Studies might have been missed by our search method even though we tried to validate the strategy. Studies describing associations between only one anthropometric adiposity measure and three or less CVD risk factors were not included although maybe holding valuable data for our analysis. Furthermore, a few large studies found with our strategy did not report correlation coefficients and were therefore excluded after attempting to get the data from authors by mail and failing. Calculating the needed correlation coefficients would be easily done and could alter or strengthen the results of our study.

A comment should also be made about the fact that we studied CVD risk factors and not cardiovascular diseases or mortality rates. As we found correlations between anthropometric adiposity measures and CVD risk factors were generally small to moderate, it can be expected that even weaker correlations with actual cardiovascular disease will be found.

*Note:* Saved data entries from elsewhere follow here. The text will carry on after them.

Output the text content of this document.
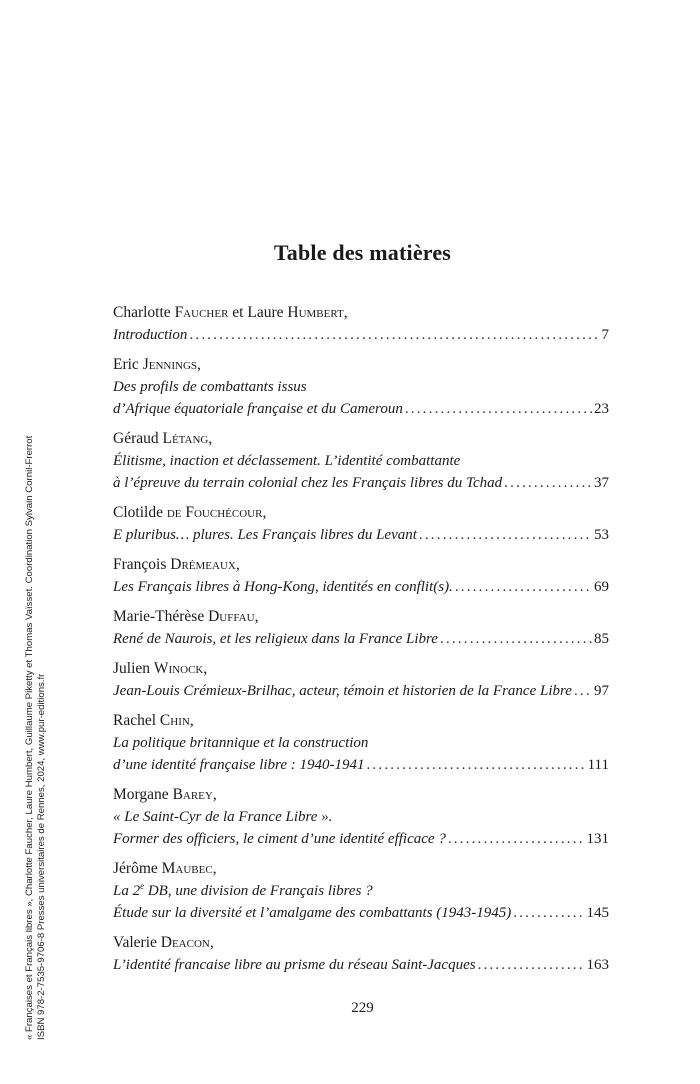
« Françaises et Français libres », Charlotte Faucher, Laure Humbert, Guillaume Piketty et Thomas Vaïsset. Coordination Sylvain Cornil-Frerrot ISBN 978-2-7535-9706-8 Presses universitaires de Rennes, 2024, www.pur-editions.fr
Table des matières
Charlotte Faucher et Laure Humbert,
Introduction .....	7
Eric Jennings,
Des profils de combattants issus
d’Afrique équatoriale française et du Cameroun .....	23
Géraud Létang,
Élitisme, inaction et déclassement. L’identité combattante
à l’épreuve du terrain colonial chez les Français libres du Tchad .....	37
Clotilde de Fouchécour,
E pluribus… plures. Les Français libres du Levant .....	53
François Drémeaux,
Les Français libres à Hong-Kong, identités en conflit(s). .....	69
Marie-Thérèse Duffau,
René de Naurois, et les religieux dans la France Libre .....	85
Julien Winock,
Jean-Louis Crémieux-Brilhac, acteur, témoin et historien de la France Libre ..... 97
Rachel Chin,
La politique britannique et la construction
d’une identité française libre : 1940-1941 .....	111
Morgane Barey,
« Le Saint-Cyr de la France Libre ».
Former des officiers, le ciment d’une identité efficace ? .....	131
Jérôme Maubec,
La 2e DB, une division de Français libres ?
Étude sur la diversité et l’amalgame des combattants (1943-1945) .....	145
Valerie Deacon,
L’identité francaise libre au prisme du réseau Saint-Jacques .....	163
229
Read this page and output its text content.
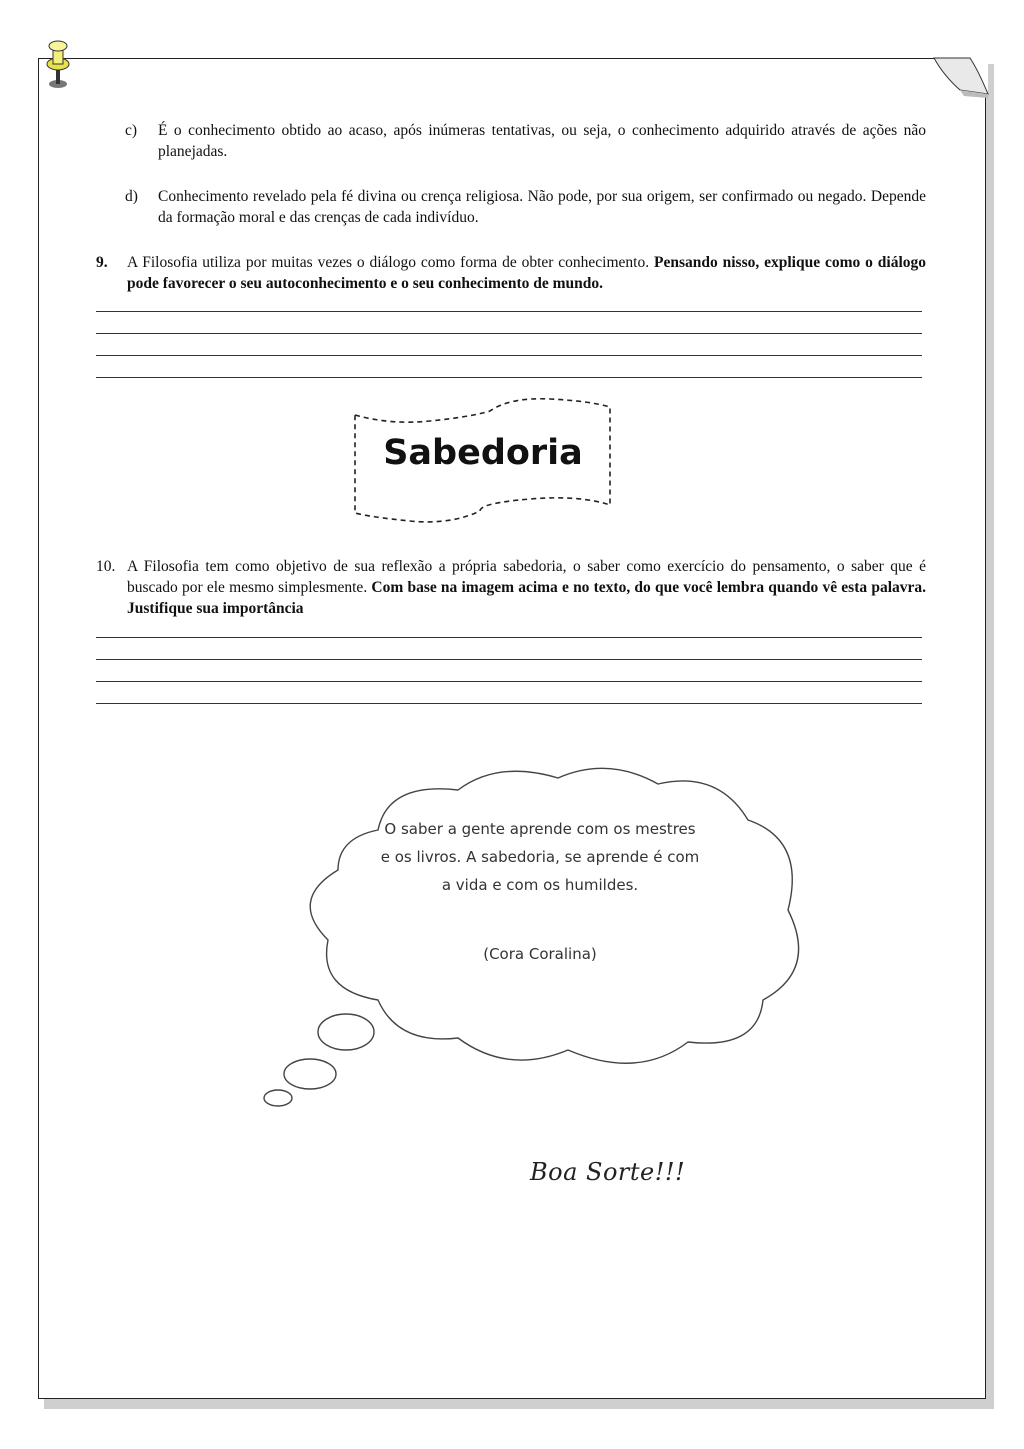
c) É o conhecimento obtido ao acaso, após inúmeras tentativas, ou seja, o conhecimento adquirido através de ações não planejadas.
d) Conhecimento revelado pela fé divina ou crença religiosa. Não pode, por sua origem, ser confirmado ou negado. Depende da formação moral e das crenças de cada indivíduo.
9. A Filosofia utiliza por muitas vezes o diálogo como forma de obter conhecimento. Pensando nisso, explique como o diálogo pode favorecer o seu autoconhecimento e o seu conhecimento de mundo.
Sabedoria
10. A Filosofia tem como objetivo de sua reflexão a própria sabedoria, o saber como exercício do pensamento, o saber que é buscado por ele mesmo simplesmente. Com base na imagem acima e no texto, do que você lembra quando vê esta palavra. Justifique sua importância
O saber a gente aprende com os mestres e os livros. A sabedoria, se aprende é com a vida e com os humildes.
(Cora Coralina)
Boa Sorte!!!
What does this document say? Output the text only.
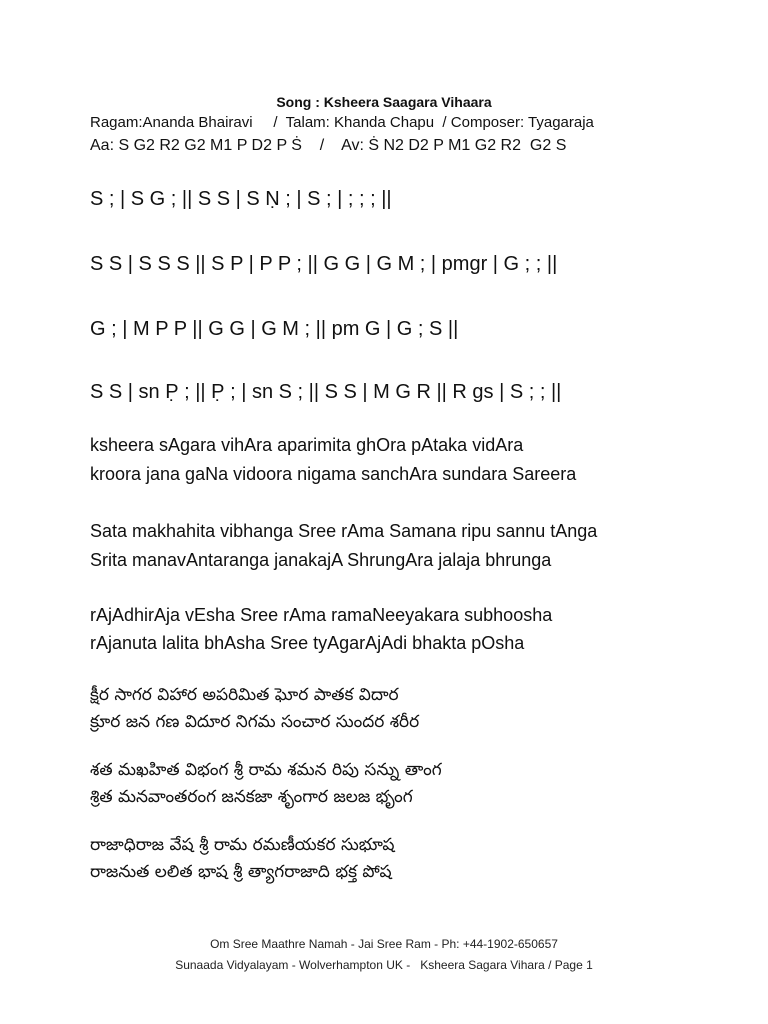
Song : Ksheera Saagara Vihaara
Ragam:Ananda Bhairavi     /  Talam: Khanda Chapu  / Composer: Tyagaraja
Aa: S G2 R2 G2 M1 P D2 P Ṡ    /    Av: Ṡ N2 D2 P M1 G2 R2  G2 S
S ; | S G ; || S S | S Ṇ ; | S ; | ; ; ; ||
S S | S S S || S P | P P ; || G G | G M ; | pmgr | G ; ; ||
G ; | M P P || G G | G M ; || pm G | G ; S ||
S S | sn P̣ ; || P̣ ; | sn S ; || S S | M G R || R gs | S ; ; ||
ksheera sAgara vihAra aparimita ghOra pAtaka vidAra
kroora jana gaNa vidoora nigama sanchAra sundara Sareera
Sata makhahita vibhanga Sree rAma Samana ripu sannu tAnga
Srita manavAntaranga janakajA ShrungAra jalaja bhrunga
rAjAdhirAja vEsha Sree rAma ramaNeeyakara subhoosha
rAjanuta lalita bhAsha Sree tyAgarAjAdi bhakta pOsha
క్షీర సాగర విహార అపరిమిత ఘోర పాతక విదార
క్రూర జన గణ విదూర నిగమ సంచార సుందర శరీర
శత మఖహిత విభంగ శ్రీ రామ శమన రిపు సన్ను తాంగ
శ్రిత మనవాంతరంగ జనకజా శృంగార జలజ భృంగ
రాజాధిరాజ వేష శ్రీ రామ రమణీయకర సుభూష
రాజనుత లలిత భాష శ్రీ త్యాగరాజాది భక్త పోష
Om Sree Maathre Namah - Jai Sree Ram - Ph: +44-1902-650657
Sunaada Vidyalayam - Wolverhampton UK -   Ksheera Sagara Vihara / Page 1
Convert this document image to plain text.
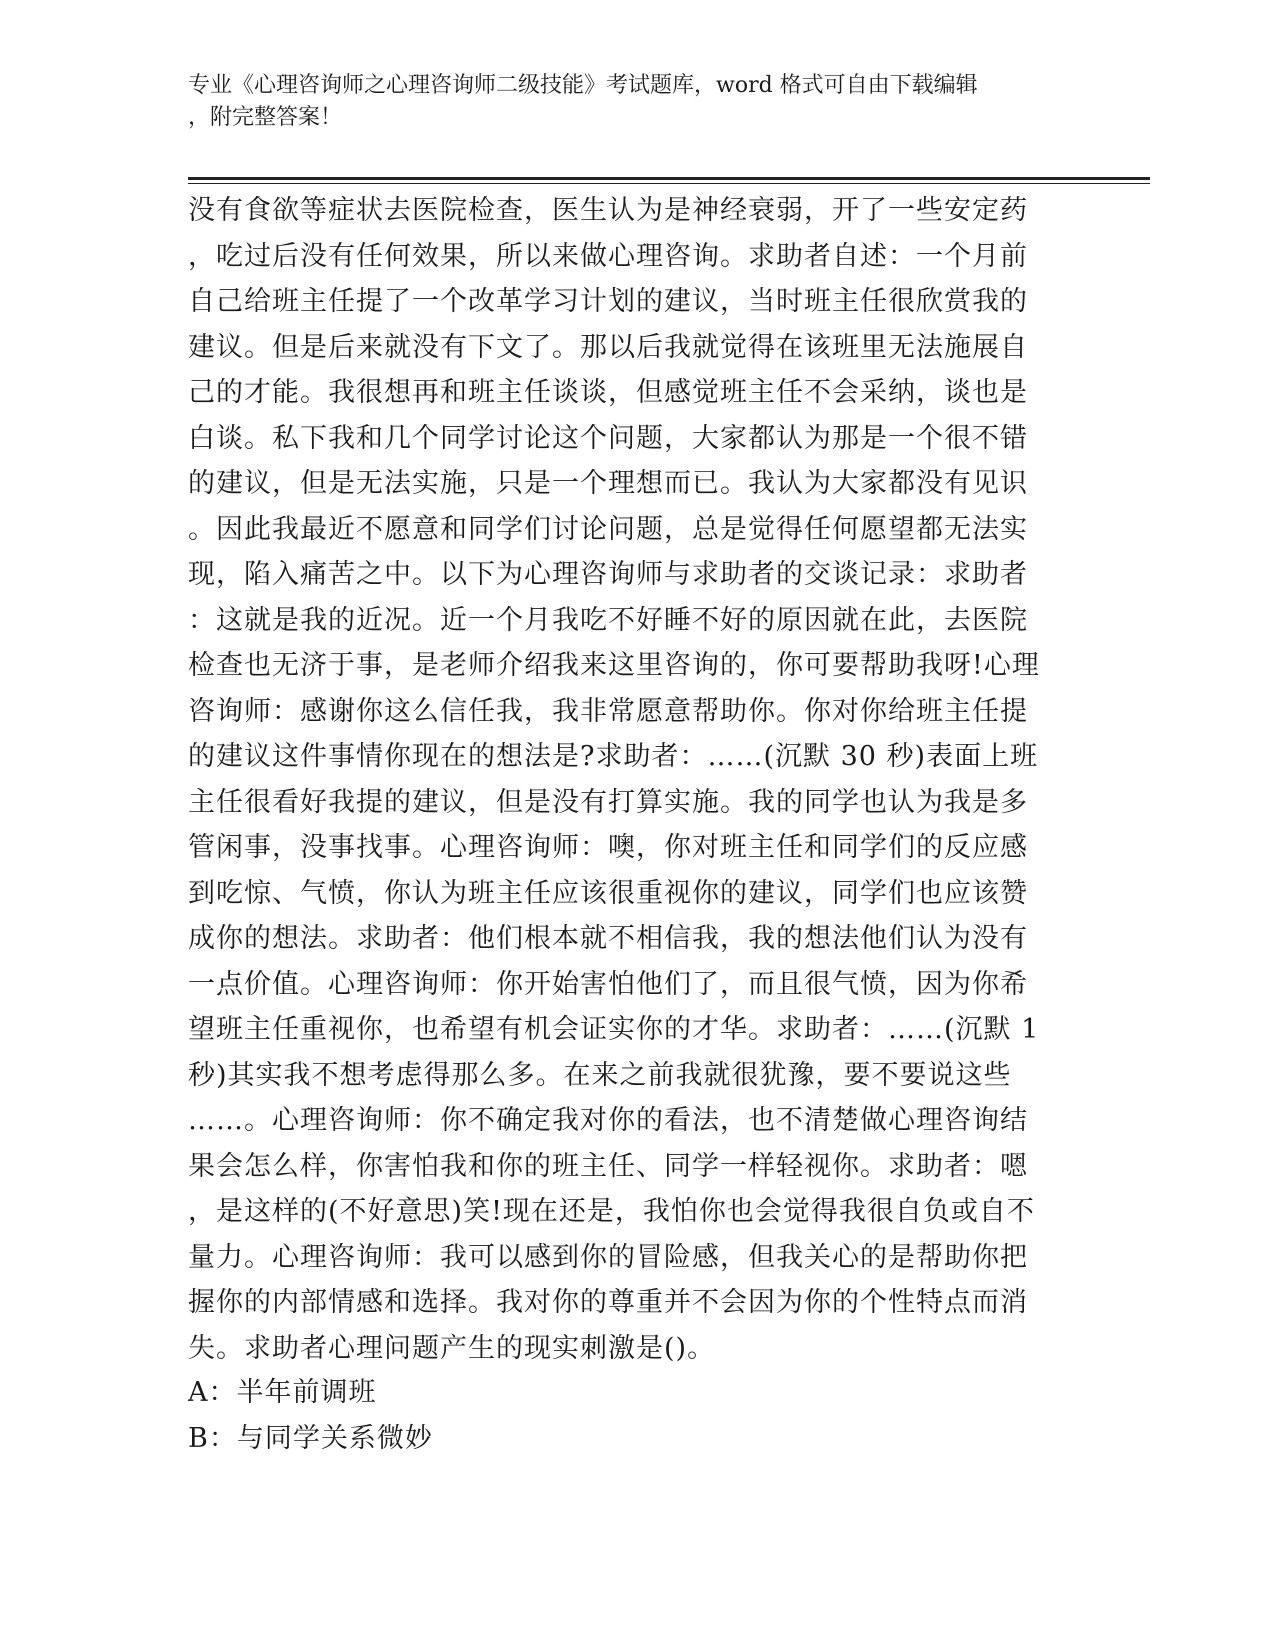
专业《心理咨询师之心理咨询师二级技能》考试题库，word 格式可自由下载编辑
，附完整答案！
没有食欲等症状去医院检查，医生认为是神经衰弱，开了一些安定药
，吃过后没有任何效果，所以来做心理咨询。求助者自述：一个月前
自己给班主任提了一个改革学习计划的建议，当时班主任很欣赏我的
建议。但是后来就没有下文了。那以后我就觉得在该班里无法施展自
己的才能。我很想再和班主任谈谈，但感觉班主任不会采纳，谈也是
白谈。私下我和几个同学讨论这个问题，大家都认为那是一个很不错
的建议，但是无法实施，只是一个理想而已。我认为大家都没有见识
。因此我最近不愿意和同学们讨论问题，总是觉得任何愿望都无法实
现，陷入痛苦之中。以下为心理咨询师与求助者的交谈记录：求助者
：这就是我的近况。近一个月我吃不好睡不好的原因就在此，去医院
检查也无济于事，是老师介绍我来这里咨询的，你可要帮助我呀!心理
咨询师：感谢你这么信任我，我非常愿意帮助你。你对你给班主任提
的建议这件事情你现在的想法是?求助者：……(沉默 30 秒)表面上班
主任很看好我提的建议，但是没有打算实施。我的同学也认为我是多
管闲事，没事找事。心理咨询师：噢，你对班主任和同学们的反应感
到吃惊、气愤，你认为班主任应该很重视你的建议，同学们也应该赞
成你的想法。求助者：他们根本就不相信我，我的想法他们认为没有
一点价值。心理咨询师：你开始害怕他们了，而且很气愤，因为你希
望班主任重视你，也希望有机会证实你的才华。求助者：……(沉默 1
秒)其实我不想考虑得那么多。在来之前我就很犹豫，要不要说这些
……。心理咨询师：你不确定我对你的看法，也不清楚做心理咨询结
果会怎么样，你害怕我和你的班主任、同学一样轻视你。求助者：嗯
，是这样的(不好意思)笑!现在还是，我怕你也会觉得我很自负或自不
量力。心理咨询师：我可以感到你的冒险感，但我关心的是帮助你把
握你的内部情感和选择。我对你的尊重并不会因为你的个性特点而消
失。求助者心理问题产生的现实刺激是()。
A：半年前调班
B：与同学关系微妙
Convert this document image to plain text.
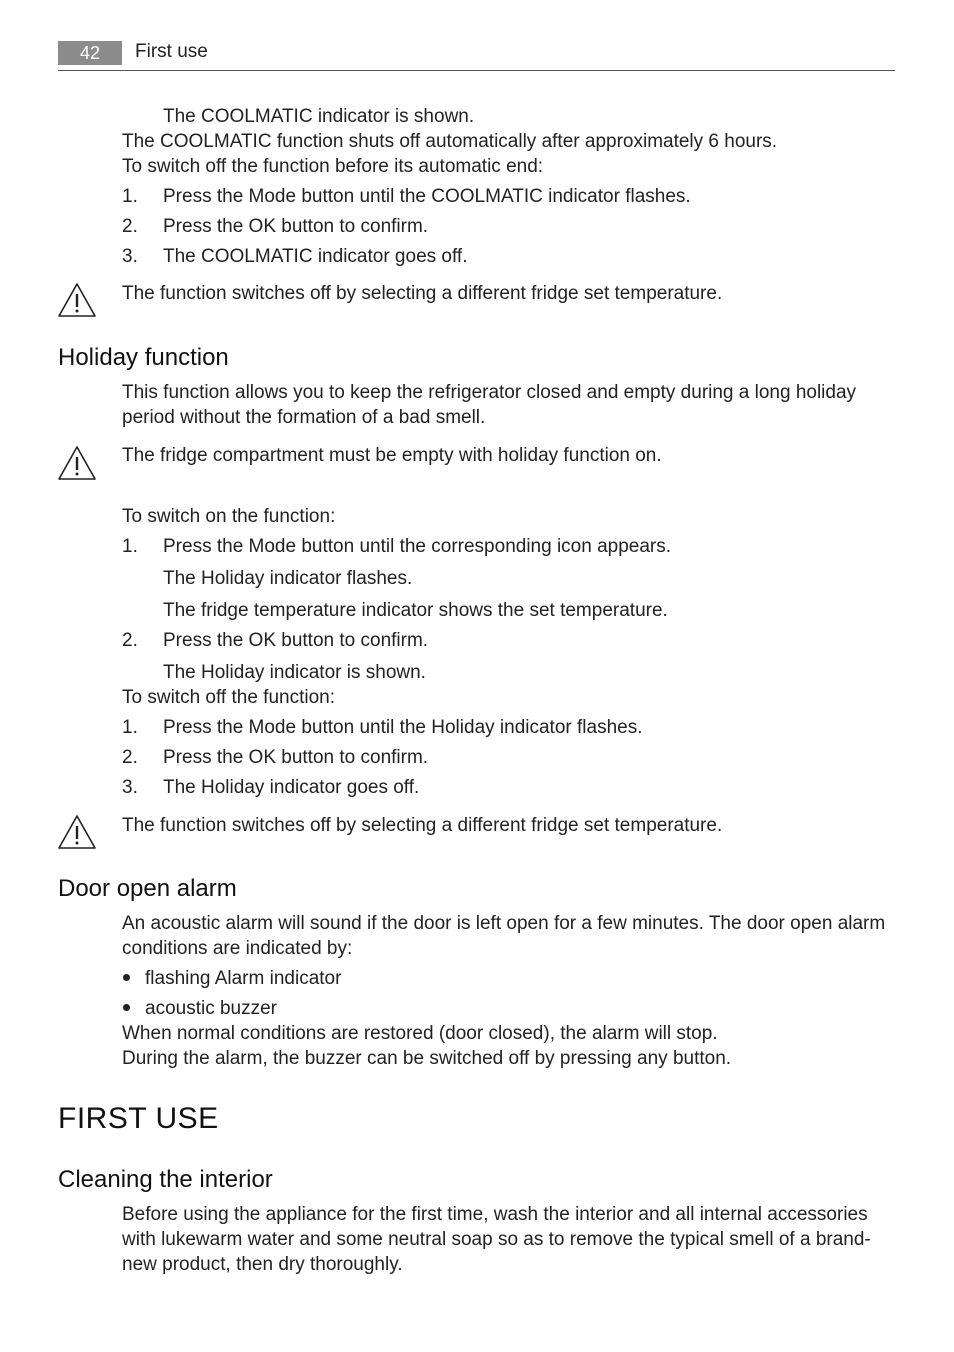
42	First use
The COOLMATIC indicator is shown.
The COOLMATIC function shuts off automatically after approximately 6 hours.
To switch off the function before its automatic end:
1. Press the Mode button until the COOLMATIC indicator flashes.
2. Press the OK button to confirm.
3. The COOLMATIC indicator goes off.
The function switches off by selecting a different fridge set temperature.
Holiday function
This function allows you to keep the refrigerator closed and empty during a long holiday period without the formation of a bad smell.
The fridge compartment must be empty with holiday function on.
To switch on the function:
1. Press the Mode button until the corresponding icon appears.
The Holiday indicator flashes.
The fridge temperature indicator shows the set temperature.
2. Press the OK button to confirm.
The Holiday indicator is shown.
To switch off the function:
1. Press the Mode button until the Holiday indicator flashes.
2. Press the OK button to confirm.
3. The Holiday indicator goes off.
The function switches off by selecting a different fridge set temperature.
Door open alarm
An acoustic alarm will sound if the door is left open for a few minutes. The door open alarm conditions are indicated by:
flashing Alarm indicator
acoustic buzzer
When normal conditions are restored (door closed), the alarm will stop.
During the alarm, the buzzer can be switched off by pressing any button.
FIRST USE
Cleaning the interior
Before using the appliance for the first time, wash the interior and all internal accessories with lukewarm water and some neutral soap so as to remove the typical smell of a brand-new product, then dry thoroughly.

This was addressed in a recent large study performed by The Emerging Risk Factors Collaboration [50]. They concluded that BMI, WC, and WHR, whether assessed singly or in combination, did not importantly improve cardiovascular disease risk prediction in people in developed countries when additional information is available for systolic blood pressure, history of diabetes, and lipids [50].

Although relationships between anthropometric adiposity measures and CVD risk factors have been explored thoroughly in many studies around the world this is the first study to our knowledge to combine these results quantitatively in a meta-analysis. Waist circumference has been a widely used measure for adiposity for some time now and we believe the evidence supporting its use has been strengthened with the current study. The results of our study can, however, only be generalised to people of Caucasian descent.

Recommendations

Although overall correlations between CVD risk factors and anthropometric adiposity measures were small, they do appear to be significant. Given the extent of the cardiovascular disease problem in the industrialised world, it is important clinicians should use a measure that most accurately reflects CVD risk. From this study we concluded that the measurement of WC was more related to CVD risk factors in men and women than BMI. We therefore recommend the use of WC in the clinic and in research studies.